The murder of an Armenian family in Gyumri by a Russian soldier and the failure of Yerevan to stand up to Moscow about his trial have outraged Armenians and led some experts like Igor Muradyan to say that Russia “is losing Armenia,” its primary ally in the South Caucasus.
And that in turn has led some analysts to suggest that Moscow might be interested in a new outbreak of the Nagorno-Karabakh war between Armenia and Azerbaijan to remind Armenians and Yerevan about Russia’s key role in restraining an ever more powerful Azerbaijan from retaking those regions and thus helping Armenia maintain its control over them.
In a comment to Slon.ru yesterday, Mikhail Zygar, the chief editor of Russia’s independent television channel “Dozhd,” said that Moscow will not make the concessions Yerevan is demanding – handing the soldier over to Armenian courts or ensuring an open trial – because under the Russian constitution it doesn’t have to.
But the real explanation for why Russia is behaving in a way that is infuriating its last ally in the south Caucasus and one of the few on the territory of the former Soviet space, Zygar says, is geopolitical situation which Armenia finds itself in – and which, although he does not say so, Moscow is all too ready to highlight when it thinks it needs to.
“One need not be a great expert on Armenian-Russian relations,” he continues, to find the answer to Russian behavior which may seem “at first glance” strange.And it is this: “The [Russian] military base in Gyumri is the foundation of Armenian security. More precisely, it is a guarantee that Azerbaijan will not attack Armenia and try to recover Nagorno-Karabakh.”
He continues: “The war between Armenia and Azerbaijan for Nagorno-Karabakh ended 20 years ago in 1994. Armenia did not simply win it; it destroyed the Azerbaijani army and occupied Nagorno-Karabakh and several Azerbaijani districts which separated the territory of the autonomous republic from the territory of Armenia.”

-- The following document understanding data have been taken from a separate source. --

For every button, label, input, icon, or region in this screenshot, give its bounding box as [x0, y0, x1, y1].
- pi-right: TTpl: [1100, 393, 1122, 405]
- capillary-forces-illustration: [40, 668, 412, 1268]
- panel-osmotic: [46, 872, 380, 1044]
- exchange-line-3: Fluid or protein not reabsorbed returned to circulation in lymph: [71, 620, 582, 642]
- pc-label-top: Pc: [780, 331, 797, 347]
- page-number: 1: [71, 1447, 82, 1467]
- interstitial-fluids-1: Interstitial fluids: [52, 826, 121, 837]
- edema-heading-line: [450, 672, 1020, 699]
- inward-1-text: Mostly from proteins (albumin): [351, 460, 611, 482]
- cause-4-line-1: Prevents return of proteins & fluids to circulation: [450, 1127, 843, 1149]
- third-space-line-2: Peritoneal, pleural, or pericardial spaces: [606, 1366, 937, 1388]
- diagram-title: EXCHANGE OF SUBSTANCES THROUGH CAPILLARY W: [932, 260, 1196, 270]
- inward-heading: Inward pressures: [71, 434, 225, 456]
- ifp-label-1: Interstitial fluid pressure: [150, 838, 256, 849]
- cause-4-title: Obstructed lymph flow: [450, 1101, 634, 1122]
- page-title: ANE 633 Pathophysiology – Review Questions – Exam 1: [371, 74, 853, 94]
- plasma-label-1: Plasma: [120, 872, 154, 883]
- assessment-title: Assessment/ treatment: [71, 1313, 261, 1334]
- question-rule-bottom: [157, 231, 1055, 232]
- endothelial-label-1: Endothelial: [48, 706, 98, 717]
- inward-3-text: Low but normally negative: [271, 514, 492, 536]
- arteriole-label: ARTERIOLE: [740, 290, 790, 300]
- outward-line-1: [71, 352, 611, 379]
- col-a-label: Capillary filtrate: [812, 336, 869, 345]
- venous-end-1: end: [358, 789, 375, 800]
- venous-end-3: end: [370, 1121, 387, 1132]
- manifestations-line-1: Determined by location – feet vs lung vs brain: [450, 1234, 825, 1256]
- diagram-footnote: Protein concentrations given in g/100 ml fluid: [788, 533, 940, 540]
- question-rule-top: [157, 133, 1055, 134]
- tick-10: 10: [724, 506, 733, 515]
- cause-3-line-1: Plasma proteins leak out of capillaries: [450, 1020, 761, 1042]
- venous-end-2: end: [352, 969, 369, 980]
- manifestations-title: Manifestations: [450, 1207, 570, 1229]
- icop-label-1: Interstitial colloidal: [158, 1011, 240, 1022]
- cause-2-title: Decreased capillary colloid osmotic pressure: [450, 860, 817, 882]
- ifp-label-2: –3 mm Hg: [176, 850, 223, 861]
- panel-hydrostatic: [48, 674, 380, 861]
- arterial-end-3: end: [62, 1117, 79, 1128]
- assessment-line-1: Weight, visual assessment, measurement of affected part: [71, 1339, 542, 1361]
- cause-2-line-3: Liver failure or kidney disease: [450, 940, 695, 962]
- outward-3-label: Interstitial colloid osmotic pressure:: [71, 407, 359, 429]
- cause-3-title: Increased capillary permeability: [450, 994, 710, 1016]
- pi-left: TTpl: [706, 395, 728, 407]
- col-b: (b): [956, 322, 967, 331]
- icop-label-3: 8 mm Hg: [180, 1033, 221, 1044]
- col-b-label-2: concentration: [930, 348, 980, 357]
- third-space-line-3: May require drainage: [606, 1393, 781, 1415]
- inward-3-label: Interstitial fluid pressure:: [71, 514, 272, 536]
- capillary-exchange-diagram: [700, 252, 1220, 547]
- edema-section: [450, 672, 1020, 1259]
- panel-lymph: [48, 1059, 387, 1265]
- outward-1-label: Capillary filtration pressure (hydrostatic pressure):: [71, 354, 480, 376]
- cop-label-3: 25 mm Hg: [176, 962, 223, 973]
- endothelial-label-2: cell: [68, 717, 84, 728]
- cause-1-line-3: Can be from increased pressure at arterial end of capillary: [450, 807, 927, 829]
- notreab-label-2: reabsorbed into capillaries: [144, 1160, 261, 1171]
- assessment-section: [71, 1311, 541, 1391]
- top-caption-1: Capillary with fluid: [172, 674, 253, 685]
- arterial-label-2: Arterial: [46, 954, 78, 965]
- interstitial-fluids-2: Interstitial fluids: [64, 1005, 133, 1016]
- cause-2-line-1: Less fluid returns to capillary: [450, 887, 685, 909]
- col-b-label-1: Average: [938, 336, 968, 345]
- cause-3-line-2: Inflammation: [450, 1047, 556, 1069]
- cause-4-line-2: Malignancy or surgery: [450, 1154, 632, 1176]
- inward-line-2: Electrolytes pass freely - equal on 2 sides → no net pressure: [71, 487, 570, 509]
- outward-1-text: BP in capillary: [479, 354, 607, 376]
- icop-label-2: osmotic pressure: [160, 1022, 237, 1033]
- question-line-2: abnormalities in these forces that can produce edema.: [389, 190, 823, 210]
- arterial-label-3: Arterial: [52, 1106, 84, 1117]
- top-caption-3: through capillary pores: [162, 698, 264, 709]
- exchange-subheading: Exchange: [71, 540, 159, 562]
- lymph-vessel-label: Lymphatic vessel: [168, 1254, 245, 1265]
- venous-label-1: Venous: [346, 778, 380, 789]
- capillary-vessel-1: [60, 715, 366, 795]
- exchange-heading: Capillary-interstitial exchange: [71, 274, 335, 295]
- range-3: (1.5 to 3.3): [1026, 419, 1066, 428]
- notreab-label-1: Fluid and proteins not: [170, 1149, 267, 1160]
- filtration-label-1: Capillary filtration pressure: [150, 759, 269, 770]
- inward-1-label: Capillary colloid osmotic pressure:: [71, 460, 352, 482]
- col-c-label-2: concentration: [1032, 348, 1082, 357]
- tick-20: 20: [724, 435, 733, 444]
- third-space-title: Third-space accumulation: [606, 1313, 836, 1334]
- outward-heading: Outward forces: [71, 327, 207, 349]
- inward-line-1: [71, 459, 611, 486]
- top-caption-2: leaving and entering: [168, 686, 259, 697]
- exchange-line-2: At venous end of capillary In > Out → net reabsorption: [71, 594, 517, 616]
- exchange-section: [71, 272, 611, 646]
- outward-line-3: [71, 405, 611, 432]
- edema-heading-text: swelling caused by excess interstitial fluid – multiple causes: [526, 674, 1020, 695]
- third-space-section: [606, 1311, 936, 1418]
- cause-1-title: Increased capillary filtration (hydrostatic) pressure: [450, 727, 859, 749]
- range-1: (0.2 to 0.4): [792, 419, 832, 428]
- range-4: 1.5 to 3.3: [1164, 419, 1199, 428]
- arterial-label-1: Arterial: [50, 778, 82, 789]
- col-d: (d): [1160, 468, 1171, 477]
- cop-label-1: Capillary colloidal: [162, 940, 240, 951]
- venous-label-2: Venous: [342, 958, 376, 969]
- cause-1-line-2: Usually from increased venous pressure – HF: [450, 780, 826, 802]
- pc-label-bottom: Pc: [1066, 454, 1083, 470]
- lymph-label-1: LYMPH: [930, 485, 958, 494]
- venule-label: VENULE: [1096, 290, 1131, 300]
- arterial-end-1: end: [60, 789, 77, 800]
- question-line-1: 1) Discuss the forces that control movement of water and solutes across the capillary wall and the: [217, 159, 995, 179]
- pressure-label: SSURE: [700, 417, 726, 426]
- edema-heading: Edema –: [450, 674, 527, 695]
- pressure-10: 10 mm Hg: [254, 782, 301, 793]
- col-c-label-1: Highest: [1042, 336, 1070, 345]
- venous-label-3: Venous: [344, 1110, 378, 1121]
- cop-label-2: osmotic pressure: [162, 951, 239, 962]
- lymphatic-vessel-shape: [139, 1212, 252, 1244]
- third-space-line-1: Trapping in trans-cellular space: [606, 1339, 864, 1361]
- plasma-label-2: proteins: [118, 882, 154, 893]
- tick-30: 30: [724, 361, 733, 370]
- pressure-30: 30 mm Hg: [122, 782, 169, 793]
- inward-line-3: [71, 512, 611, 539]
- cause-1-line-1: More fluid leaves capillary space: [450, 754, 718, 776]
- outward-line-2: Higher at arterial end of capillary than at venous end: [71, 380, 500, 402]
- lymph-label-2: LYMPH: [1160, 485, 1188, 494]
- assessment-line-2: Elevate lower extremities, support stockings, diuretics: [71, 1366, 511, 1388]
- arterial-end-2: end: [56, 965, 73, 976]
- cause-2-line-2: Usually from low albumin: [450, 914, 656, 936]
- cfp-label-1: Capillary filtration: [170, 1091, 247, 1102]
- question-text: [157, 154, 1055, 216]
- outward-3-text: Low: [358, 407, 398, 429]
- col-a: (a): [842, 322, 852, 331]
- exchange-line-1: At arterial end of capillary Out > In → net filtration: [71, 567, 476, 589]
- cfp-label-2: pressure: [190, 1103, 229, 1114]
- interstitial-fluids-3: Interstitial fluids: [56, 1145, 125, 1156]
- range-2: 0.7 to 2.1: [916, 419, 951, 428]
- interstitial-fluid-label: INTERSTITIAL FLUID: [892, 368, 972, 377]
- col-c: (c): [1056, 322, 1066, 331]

At that time, Zygar says, the Nagorno-Karabakh Republic was “proclaimed,” but formally it has not been “recognized by anyone since then, including Armenia itself.”
Over the course of the last two decades, “a great deal has changed. Azerbaijan has been transformed into a wealthy oil producing country, and in the fat years of the last decade a generation of Azerbaijanis who live with the dream of sooner or later recovering” the territories their country lost earlier.
While there is a ceasefire in place, “the undeclared war with Armenia and constant exchanges of fire on the border are the reality of the last two decades,” Zygar says.And he reminds everyone that the slogan “’Karabakh is Ours’” is a much more central aspect of Azerbaijani identity than Crimean ever was or ever will be for Russia.
That Moscow might want to remind Armenians of that reality is thus plausible, but there is the danger that some in Yerevan might be inclined to go along and launch what they might think would be “a short victorious war” in order to save their own positions even or perhaps especially because that would solidify their relations with Russia.
As one Armenian human rights activist, Artur Sakunts, told “Nezavisimaya gazeta,” the problems at Gyumri are longstanding and have their roots in “the absence of the necessary level of control over the base by the Armenian authorities,” thus fueling anti-regime attitudes in Yerevan by highlighting its subordination to Moscow.
No one is saying that either Moscow or Yerevan will start a war, but it is clear that both the Russian government and its Armenian counterpart might see such a conflict as in its interests, and that alone justifies concerns that the events in Gyumri may lead to more violence and claim more victims in the near future.